Hugh must have seen them talking. It was the only thing she could think of when he’d started screaming at her that Sunday evening, the evening of the fire. It had started with him asking what was for supper and when she said she had made tomato pie, he had raged that she must have given away all the meat in the freezer because it was shameful that she’d feed him tomato pie when he knew there was meat. Other people had meat for supper, other people had proper Sunday dinners. Other people had better farms and better land and better wives. He had dissolved in a fit of jealousy without a precise target.
His jealousy had seemed to consume him lately, his obsession with the fortunes of other people so all-encompassing that he couldn’t think of anything else.
And then he’d found the box of food she’d been putting together. He’d found the package of bacon she’d included.
“Did it go to the man I saw you consorting with?” he’d asked and when she’d turned to him, bewildered, not sure what he meant, she saw something there she hadn’t seen in a while, a deep pain and humiliation that entered his eyes when he spoke about his family, or about Jeffrey Sawyer.
He was very drunk, she realized. And that was dangerous too.
“Was it the man from Dartmouth, the poet?” he taunted her. “Is that who you were talking to? Is that who you give food to, who you visit in the woods?”
“Hugh, please.” The boys were right outside. She didn’t want them to hear.
“He liked your poems, did he?” he asked. “I bet he liked you too. Is that why he came up to visit you? To see your poems?”
“Hugh, please,” she’d whispered. “The boys.”
And she must have put a hand on her belly then because his eyes lit up and he said, “Ah, is that the way it is? Is it even mine or is the baby his? Is that why you’ve given him the food?”
She didn’t say anything. There was no arguing with him when he was like this.

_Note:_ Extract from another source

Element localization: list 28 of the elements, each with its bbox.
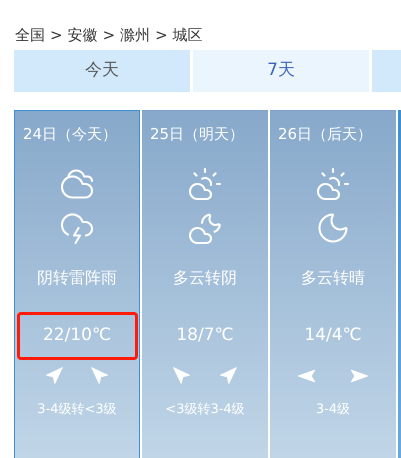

The memory was all confused now, touched by what had happened after, but she knew that he had gone over to the window and pulled from it one of her poems, tearing the paper where it was taped to the window. “Is this it? Is this the one he liked?” he screamed at her. “I don’t know why! It’s nonsense! Stupid, illiterate nonsense. It’s not really poetry, it’s nothing but words! It doesn’t even sound like poetry.” He started ripping it up and that was what moved her to action.
“Stop that,” she told him, reaching for the torn paper. “Stop it, Hugh. Why don’t you go out to your office and I’ll bring you some dinner.”
But he’d ignored her, and taken another one from the window, holding it above his head.
“Please, Hugh,” she’d called out. “Please don’t.”
And that was when she’d looked up to find Scott watching them, standing there in the low light from the kitchen lamp, just the way he was standing there now, listening to her and Warren.